I expected the Cardinals to hit well this season. But I have to admit that I didn't expect them to muscle up like they have so far.
Carlos Beltran, Matt Holliday, David Freese and Yadier Molina have each cracked two home runs through the Redbirds' first five games and the club has basically used home run barrages to account for two of its four wins to this point. The team's biggest threat to hit 30 or more homers, Lance Berkman, hasn't collected one yet. So the sky would seem to be the limit on this team's offensive abilities.
I guess it shouldn't be a total surprise to see the ball fly out because four of St.

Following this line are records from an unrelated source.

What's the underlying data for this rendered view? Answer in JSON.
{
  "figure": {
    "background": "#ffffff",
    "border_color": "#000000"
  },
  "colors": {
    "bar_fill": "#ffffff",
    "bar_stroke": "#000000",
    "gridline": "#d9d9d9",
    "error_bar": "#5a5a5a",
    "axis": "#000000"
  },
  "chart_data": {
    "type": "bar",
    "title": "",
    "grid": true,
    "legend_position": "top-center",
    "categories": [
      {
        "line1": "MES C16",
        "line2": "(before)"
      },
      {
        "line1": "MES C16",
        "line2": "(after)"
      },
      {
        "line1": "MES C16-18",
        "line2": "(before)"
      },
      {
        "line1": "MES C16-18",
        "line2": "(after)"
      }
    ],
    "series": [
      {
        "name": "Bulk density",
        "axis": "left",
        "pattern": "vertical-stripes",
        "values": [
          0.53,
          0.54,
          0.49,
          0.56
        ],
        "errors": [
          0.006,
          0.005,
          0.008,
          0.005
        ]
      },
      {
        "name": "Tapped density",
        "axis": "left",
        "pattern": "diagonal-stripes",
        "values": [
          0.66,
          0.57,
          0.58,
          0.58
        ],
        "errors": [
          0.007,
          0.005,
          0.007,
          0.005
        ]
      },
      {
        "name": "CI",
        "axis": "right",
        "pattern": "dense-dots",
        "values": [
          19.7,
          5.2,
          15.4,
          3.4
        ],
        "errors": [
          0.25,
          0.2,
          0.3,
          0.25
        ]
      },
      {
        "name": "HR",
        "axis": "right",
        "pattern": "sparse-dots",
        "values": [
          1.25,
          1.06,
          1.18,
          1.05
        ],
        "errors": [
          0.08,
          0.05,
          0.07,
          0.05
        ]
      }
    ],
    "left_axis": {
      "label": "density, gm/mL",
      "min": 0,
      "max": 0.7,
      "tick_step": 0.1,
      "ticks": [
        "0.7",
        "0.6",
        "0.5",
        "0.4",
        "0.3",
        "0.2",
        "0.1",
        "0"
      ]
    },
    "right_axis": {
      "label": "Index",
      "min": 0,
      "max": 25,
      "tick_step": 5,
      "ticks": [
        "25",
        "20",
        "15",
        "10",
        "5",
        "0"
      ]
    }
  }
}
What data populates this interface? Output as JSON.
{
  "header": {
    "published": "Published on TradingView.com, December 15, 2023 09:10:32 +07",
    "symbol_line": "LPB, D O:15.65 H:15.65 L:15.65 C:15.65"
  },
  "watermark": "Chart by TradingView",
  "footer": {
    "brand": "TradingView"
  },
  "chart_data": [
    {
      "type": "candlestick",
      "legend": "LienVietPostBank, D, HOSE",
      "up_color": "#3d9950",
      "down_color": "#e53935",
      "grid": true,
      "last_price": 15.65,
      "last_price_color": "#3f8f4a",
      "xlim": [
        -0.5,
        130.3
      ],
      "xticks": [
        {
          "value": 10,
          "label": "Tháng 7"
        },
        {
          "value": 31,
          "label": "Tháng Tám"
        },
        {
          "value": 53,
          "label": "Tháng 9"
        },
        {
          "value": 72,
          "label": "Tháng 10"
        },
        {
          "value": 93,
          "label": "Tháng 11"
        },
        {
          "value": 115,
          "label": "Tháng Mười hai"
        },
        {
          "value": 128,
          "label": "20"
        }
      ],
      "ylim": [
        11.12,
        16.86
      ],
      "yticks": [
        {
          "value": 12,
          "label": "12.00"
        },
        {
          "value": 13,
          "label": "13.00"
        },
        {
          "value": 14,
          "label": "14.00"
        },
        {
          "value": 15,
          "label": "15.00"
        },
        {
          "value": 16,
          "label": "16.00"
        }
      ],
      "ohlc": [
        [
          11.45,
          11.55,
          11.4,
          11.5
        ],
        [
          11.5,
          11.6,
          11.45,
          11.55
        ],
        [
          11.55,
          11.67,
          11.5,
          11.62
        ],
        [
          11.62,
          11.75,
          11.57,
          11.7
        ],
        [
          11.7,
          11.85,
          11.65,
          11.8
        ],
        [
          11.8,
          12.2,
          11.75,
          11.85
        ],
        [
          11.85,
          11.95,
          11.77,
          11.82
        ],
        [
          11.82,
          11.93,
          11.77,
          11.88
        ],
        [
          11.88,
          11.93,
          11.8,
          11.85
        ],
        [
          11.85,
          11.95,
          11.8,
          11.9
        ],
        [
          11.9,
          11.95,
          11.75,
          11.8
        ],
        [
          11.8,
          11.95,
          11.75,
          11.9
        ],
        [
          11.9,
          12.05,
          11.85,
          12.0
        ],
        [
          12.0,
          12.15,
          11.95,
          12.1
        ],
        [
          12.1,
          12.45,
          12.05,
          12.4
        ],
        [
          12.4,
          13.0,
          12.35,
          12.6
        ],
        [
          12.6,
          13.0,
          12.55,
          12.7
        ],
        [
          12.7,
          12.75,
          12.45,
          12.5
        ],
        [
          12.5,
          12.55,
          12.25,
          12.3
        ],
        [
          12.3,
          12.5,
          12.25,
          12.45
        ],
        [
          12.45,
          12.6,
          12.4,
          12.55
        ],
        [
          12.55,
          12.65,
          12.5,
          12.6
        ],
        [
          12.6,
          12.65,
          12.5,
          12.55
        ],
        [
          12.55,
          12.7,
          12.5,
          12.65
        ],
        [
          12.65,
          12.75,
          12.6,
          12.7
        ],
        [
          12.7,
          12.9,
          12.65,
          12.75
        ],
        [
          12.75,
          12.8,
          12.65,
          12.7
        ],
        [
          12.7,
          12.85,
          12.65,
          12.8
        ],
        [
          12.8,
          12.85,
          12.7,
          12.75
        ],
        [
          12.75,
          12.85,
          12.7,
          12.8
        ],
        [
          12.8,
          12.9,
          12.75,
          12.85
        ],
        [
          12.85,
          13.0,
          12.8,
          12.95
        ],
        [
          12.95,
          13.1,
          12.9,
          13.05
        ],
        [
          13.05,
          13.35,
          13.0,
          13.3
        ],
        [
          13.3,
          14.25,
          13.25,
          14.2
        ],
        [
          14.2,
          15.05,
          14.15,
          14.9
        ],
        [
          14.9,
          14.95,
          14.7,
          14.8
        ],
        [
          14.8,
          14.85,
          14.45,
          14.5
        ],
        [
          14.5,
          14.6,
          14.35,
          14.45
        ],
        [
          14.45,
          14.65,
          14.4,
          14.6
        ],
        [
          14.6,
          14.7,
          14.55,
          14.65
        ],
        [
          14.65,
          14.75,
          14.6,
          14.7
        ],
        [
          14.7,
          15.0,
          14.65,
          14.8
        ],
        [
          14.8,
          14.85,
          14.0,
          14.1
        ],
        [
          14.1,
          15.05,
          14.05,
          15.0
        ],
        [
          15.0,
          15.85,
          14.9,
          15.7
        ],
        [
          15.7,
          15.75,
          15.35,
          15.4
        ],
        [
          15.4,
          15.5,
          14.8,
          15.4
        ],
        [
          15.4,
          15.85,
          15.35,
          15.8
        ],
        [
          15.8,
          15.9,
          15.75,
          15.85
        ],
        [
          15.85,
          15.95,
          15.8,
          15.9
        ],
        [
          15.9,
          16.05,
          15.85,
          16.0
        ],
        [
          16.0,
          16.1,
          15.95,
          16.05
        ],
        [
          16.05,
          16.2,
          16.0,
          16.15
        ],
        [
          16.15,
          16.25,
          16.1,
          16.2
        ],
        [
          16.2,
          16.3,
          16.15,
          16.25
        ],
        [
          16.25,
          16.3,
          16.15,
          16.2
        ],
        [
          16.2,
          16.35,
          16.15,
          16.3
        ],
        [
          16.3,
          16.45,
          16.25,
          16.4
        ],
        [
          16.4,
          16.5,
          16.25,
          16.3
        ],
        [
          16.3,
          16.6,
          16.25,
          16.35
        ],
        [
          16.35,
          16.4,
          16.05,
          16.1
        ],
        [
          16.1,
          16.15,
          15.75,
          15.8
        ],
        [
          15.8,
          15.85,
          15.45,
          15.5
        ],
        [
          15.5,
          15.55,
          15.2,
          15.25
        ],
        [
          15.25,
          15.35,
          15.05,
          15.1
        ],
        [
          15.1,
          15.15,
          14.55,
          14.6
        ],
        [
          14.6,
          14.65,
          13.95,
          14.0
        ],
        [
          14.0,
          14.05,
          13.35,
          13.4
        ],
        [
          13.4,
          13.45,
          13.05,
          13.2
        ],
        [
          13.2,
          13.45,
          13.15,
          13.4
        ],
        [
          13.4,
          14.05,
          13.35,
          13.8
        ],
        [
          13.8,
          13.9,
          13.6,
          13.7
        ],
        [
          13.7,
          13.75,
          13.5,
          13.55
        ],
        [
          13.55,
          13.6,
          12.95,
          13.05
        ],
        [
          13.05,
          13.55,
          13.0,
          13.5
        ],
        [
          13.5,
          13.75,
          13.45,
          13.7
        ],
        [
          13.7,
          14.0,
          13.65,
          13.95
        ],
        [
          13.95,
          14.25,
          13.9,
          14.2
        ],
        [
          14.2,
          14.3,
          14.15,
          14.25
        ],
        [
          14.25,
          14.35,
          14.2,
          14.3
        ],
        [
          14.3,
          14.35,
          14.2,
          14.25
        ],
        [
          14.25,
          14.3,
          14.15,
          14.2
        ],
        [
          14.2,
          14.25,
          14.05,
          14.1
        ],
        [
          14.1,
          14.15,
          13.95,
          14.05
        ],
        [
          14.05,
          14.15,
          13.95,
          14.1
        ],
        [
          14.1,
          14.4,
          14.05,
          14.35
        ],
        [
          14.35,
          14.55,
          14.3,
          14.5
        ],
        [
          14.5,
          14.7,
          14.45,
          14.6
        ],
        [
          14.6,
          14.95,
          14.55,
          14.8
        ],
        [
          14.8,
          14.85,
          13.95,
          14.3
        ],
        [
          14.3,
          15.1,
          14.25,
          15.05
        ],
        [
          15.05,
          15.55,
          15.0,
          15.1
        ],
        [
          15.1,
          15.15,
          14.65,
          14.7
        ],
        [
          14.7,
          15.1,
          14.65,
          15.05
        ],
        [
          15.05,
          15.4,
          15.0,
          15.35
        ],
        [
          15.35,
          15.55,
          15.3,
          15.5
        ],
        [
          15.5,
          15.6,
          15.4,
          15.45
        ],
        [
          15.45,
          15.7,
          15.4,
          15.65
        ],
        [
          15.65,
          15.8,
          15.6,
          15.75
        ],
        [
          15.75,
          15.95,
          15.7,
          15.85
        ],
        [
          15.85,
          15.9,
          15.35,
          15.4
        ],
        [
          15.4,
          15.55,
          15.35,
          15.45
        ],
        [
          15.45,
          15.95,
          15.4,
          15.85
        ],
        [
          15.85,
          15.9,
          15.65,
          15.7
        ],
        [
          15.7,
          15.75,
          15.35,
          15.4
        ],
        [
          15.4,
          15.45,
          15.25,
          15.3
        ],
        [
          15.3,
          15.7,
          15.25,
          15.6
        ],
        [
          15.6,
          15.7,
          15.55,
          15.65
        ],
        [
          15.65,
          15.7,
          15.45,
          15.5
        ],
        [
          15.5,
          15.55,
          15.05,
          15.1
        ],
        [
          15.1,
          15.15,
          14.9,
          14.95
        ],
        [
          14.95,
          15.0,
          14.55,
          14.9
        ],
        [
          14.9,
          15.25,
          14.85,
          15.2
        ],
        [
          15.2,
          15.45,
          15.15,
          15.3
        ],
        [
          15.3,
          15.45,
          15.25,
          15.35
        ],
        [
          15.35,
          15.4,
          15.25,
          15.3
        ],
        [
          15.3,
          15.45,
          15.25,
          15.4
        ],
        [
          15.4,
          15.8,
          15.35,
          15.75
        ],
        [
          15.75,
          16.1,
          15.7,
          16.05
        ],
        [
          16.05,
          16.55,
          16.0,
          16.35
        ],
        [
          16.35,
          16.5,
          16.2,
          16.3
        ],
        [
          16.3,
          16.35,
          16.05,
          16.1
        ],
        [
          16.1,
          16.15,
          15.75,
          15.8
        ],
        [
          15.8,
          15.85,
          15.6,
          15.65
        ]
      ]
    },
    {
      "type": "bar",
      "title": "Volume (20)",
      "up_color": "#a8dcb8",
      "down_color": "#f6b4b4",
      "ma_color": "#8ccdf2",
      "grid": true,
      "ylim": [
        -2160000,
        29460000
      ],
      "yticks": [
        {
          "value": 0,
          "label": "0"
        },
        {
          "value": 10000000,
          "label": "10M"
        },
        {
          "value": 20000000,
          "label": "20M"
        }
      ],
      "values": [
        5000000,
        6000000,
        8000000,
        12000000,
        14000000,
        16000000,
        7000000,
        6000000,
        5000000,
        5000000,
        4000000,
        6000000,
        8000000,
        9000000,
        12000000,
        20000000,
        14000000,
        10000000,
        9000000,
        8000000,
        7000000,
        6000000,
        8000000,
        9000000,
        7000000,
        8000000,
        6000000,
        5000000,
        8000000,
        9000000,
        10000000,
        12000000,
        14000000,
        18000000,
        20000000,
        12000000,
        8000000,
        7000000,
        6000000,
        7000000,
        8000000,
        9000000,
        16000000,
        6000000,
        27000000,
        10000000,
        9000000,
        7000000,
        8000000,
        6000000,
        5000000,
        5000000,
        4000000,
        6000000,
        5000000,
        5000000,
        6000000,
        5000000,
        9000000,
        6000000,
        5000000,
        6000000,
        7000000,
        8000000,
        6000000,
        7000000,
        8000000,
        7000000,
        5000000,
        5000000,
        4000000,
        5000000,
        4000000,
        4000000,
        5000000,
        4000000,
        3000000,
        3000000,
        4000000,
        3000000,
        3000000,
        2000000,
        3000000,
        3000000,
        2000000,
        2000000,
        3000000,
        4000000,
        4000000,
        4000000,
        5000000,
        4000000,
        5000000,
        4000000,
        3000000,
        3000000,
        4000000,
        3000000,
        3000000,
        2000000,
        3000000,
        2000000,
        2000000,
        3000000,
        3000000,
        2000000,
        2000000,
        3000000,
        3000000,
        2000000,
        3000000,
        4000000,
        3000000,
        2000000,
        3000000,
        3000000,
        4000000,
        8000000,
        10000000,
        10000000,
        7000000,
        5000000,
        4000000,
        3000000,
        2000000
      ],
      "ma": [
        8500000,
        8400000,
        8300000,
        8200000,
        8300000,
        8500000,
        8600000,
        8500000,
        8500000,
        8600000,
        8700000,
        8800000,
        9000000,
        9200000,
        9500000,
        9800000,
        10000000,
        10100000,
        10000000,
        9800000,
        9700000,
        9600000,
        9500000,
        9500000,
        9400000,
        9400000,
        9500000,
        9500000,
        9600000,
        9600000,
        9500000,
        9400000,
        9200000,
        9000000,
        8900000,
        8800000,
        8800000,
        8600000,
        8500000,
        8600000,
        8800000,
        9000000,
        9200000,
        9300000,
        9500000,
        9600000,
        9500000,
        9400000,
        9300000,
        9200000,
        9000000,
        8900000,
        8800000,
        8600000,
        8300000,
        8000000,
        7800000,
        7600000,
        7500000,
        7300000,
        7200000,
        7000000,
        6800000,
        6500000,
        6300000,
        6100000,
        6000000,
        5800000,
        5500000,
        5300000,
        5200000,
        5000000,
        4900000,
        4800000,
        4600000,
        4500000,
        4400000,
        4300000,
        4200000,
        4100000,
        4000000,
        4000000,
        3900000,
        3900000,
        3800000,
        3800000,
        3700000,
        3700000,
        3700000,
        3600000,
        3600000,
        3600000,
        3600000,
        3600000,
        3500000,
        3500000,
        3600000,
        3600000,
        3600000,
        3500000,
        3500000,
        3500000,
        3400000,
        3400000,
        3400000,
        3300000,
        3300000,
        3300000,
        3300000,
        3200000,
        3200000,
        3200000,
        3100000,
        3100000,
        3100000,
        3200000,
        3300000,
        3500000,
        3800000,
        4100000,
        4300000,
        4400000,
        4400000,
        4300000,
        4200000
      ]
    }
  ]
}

Louis' five games have come in the cozy confines of Miller Park and the Great American Ballpark, two of the most homer happy fields in the National League. But several of the shots would have cleared the fences just about anywhere. And if it was just the park and not the talent, then I guess that the other club should have had similar results to the Redbirds.
I hope the Cardinals don't get homer happy. Because I still believe that this is team that will rely more on timely doubles than titanic blasts. When you start to swing for the fences, typically, batting average and pitch selection start to go out the window.
But I am encouraged that the Birds are seeing results because they're hitting the ball solidly -- not because they're trying to pull everything out of the park.
When I heard on the radio that Freese hit a homer Monday against the Reds, the first thing I did was run for the replay to see his swing. And I was glad to see his shot fly over the boards in right -- his opposite field. Same goes with Yadi's blast -- which he hit just right of straight away centerfield.
Maybe the best example of a great hitter losing it by trying to pull everything was former Cardinals third sacker Fernando Tatis who went from hitting 34 homers with 107 RBIs for the 1999 Redbirds to hitting .253 with 18 long balls the next year. And it was all downhill from there. He hit as high as 15 homers only one more time over the balance of his career and went from a rising start to washing out of baseball before he returned as a utility player with the Mets.
I imagine it's pretty tough for Freese to keep his head on straight while trying to live up to his incredible post season performance. But, at least so far, he seems to be doing a pretty good job.